2025-12-21
Yeni Yol, TİP, EMEP, Yeniden Refah ve DSP ne önerdi, neye itiraz etti?
Özgecan Özgenç
Çözüm komisyonuna partilerin önerilerini incelemeye devam ediyoruz. Yeni Yol Grubu silahsızlanma ve toplumsal bütünleşme için müstakil bir yasa önerirken, TİP ve EMEP demokratikleşme ve hak temelli reformları sürecin merkezine koyuyor. DSP ve Yeniden Refah ise güvenlikçi yaklaşımı öne çıkarıyor. Silahlı çatışmanın sona ermesi gereği ise raporların ortaklaştığı nadir başlıklardan biri olarak dikkat çekiyor.
Komisyonun nihai raporuna adım adım (3) | Yeni Yol, TİP, EMEP, Yeniden Refah ve DSP ne önerdi, neye itiraz etti?Komisyonun nihai raporuna adım adım (3) | Yeni Yol, TİP, EMEP, Yeniden Refah ve DSP ne önerdi, neye itiraz etti?
Medyascope, TBMM Milli Dayanışma, Kardeşlik ve Demokrasi Komisyonu’nun nihai raporu için siyasi partilerin önerilerini incelemeye Yeni Yol Grubu, TİP, EMEP, Yeniden Refah Partisi ve DSP raporlarıyla devam ediyor.
Şimdiye dek sunulan raporlar Kürt meselesinin tanımından çözüm yöntemine, Meclis’in rolünden hukuki düzenlemelere kadar birçok başlıkta ayrışıyor.

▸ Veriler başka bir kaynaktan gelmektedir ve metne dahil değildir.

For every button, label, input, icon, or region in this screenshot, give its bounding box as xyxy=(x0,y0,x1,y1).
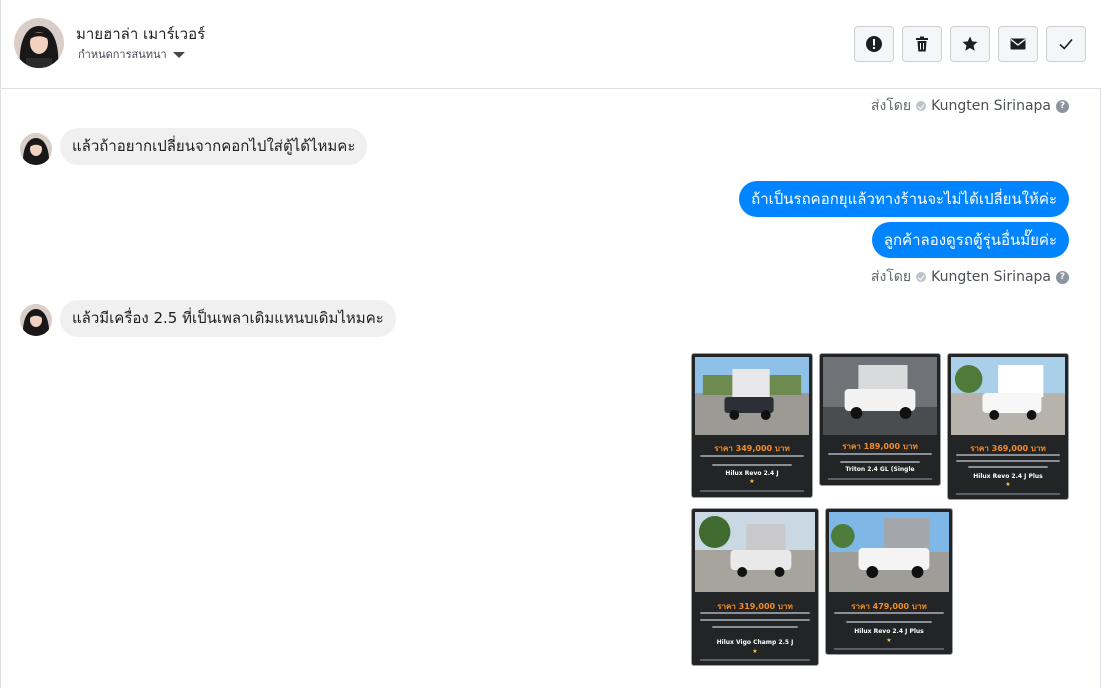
info-line xyxy=(834,612,944,614)
verified-icon xyxy=(916,272,927,282)
star-button[interactable] xyxy=(950,26,990,62)
sent-by-label: ส่งโดย xyxy=(870,98,912,114)
info-line xyxy=(968,466,1048,468)
done-button[interactable] xyxy=(1046,26,1086,62)
info-line xyxy=(834,648,944,650)
info-line xyxy=(956,493,1060,495)
info-line xyxy=(846,621,932,623)
star-icon xyxy=(962,36,978,51)
info-line xyxy=(700,612,810,614)
mail-button[interactable] xyxy=(998,26,1038,62)
contact-avatar-small[interactable] xyxy=(20,304,52,336)
car-model: Hilux Revo 2.4 J xyxy=(725,470,779,477)
contact-avatar-small[interactable] xyxy=(20,133,52,165)
car-photo xyxy=(829,512,949,592)
info-line xyxy=(840,461,920,463)
outgoing-message[interactable]: ถ้าเป็นรถคอกยุแล้วทางร้านจะไม่ได้เปลี่ยน… xyxy=(739,181,1069,217)
envelope-icon xyxy=(1010,38,1026,50)
delete-button[interactable] xyxy=(902,26,942,62)
car-photo xyxy=(823,357,937,435)
car-photo xyxy=(695,512,815,592)
info-line xyxy=(700,619,810,621)
info-line xyxy=(956,454,1060,456)
info-line xyxy=(700,659,810,661)
info-line xyxy=(700,490,804,492)
info-line xyxy=(712,464,792,466)
sender-name[interactable]: Kungten Sirinapa xyxy=(931,98,1051,114)
caret-down-icon xyxy=(172,52,185,58)
trash-icon xyxy=(916,36,928,52)
contact-name: มายฮาล่า เมาร์เวอร์ xyxy=(76,25,206,43)
contact-avatar[interactable] xyxy=(14,18,64,68)
help-icon[interactable]: ? xyxy=(1056,99,1069,113)
sent-by-label: ส่งโดย xyxy=(870,269,912,285)
verified-icon xyxy=(916,101,927,111)
info-line xyxy=(700,455,804,457)
outgoing-message[interactable]: ลูกค้าลองดูรถตู้รุ่นอื่นมั๊ยค่ะ xyxy=(871,222,1069,258)
star-icon: ★ xyxy=(886,637,892,644)
car-listing-image[interactable]: ราคา 319,000 บาท Hilux Vigo Champ 2.5 J … xyxy=(691,508,819,666)
conversation-panel: มายฮาล่า เมาร์เวอร์ กำหนดการสนทนา ส่งโดย… xyxy=(0,0,1101,688)
car-listing-image[interactable]: ราคา 349,000 บาท Hilux Revo 2.4 J ★ xyxy=(691,353,813,498)
info-line xyxy=(956,460,1060,462)
car-price: ราคา 189,000 บาท xyxy=(842,442,918,451)
header-actions xyxy=(854,26,1086,62)
car-photo xyxy=(695,357,809,435)
car-model: Triton 2.4 GL (Single xyxy=(845,466,915,473)
car-model: Hilux Revo 2.4 J Plus xyxy=(973,473,1043,480)
assign-label: กำหนดการสนทนา xyxy=(78,48,167,61)
star-icon: ★ xyxy=(749,478,755,485)
sender-name[interactable]: Kungten Sirinapa xyxy=(931,269,1051,285)
star-icon: ★ xyxy=(752,648,758,655)
report-button[interactable] xyxy=(854,26,894,62)
incoming-message[interactable]: แล้วมีเครื่อง 2.5 ที่เป็นเพลาเดิมแหนบเดิ… xyxy=(60,300,396,337)
exclamation-icon xyxy=(866,36,882,52)
sent-by-row: ส่งโดย Kungten Sirinapa ? xyxy=(871,266,1069,288)
incoming-message[interactable]: แล้วถ้าอยากเปลี่ยนจากคอกไปใส่ตู้ได้ไหมคะ xyxy=(60,128,368,165)
conversation-header: มายฮาล่า เมาร์เวอร์ กำหนดการสนทนา xyxy=(1,0,1101,89)
assign-conversation-dropdown[interactable]: กำหนดการสนทนา xyxy=(78,45,185,63)
car-model: Hilux Vigo Champ 2.5 J xyxy=(716,639,794,646)
car-model: Hilux Revo 2.4 J Plus xyxy=(854,628,924,635)
car-listing-image[interactable]: ราคา 369,000 บาท Hilux Revo 2.4 J Plus ★ xyxy=(947,353,1069,500)
check-icon xyxy=(1059,38,1073,50)
info-line xyxy=(828,478,932,480)
sent-by-row: ส่งโดย Kungten Sirinapa ? xyxy=(871,95,1069,117)
car-photo xyxy=(951,357,1065,435)
car-listing-image[interactable]: ราคา 479,000 บาท Hilux Revo 2.4 J Plus ★ xyxy=(825,508,953,655)
info-line xyxy=(712,626,798,628)
car-listing-image[interactable]: ราคา 189,000 บาท Triton 2.4 GL (Single xyxy=(819,353,941,486)
star-icon: ★ xyxy=(1005,481,1011,488)
info-line xyxy=(828,453,932,455)
help-icon[interactable]: ? xyxy=(1056,270,1069,284)
car-price: ราคา 349,000 บาท xyxy=(714,444,790,453)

Silahlı çatışmanın sona ermesi gerektiği ise ortaklaşılan tek güçlü nokta olarak öne çıkıyor.
TİP, komisyonun eksiklerini sıraladı
Türkiye İşçi Partisi (TİP) Kürt sorunu yalnızca bir kimlik sorunu olarak değil; sınıfsal, ekonomik ve siyasal bir sorun olarak ele alıyor. İstanbul Milletvekili Ahmet Şık’ın yer aldığı komisyona TİP önerilerini sıraladığı raporda, Kürtlerin yoğun yaşadığı bölgelerin sistematik biçimde yoksullaştırıldığı, güvencesiz emek havzalarına dönüştürüldüğü vurgulandı. Ayrıca Kürt sorununun tarihçesine yer verilerek, bu süreçte silahların susmasının bir zorunluluk olduğu ancak kalıcı barış sağlanmazsa bunun, uzun vadede anlamlı sonuçlar doğurmayacağına dikkat çekildi.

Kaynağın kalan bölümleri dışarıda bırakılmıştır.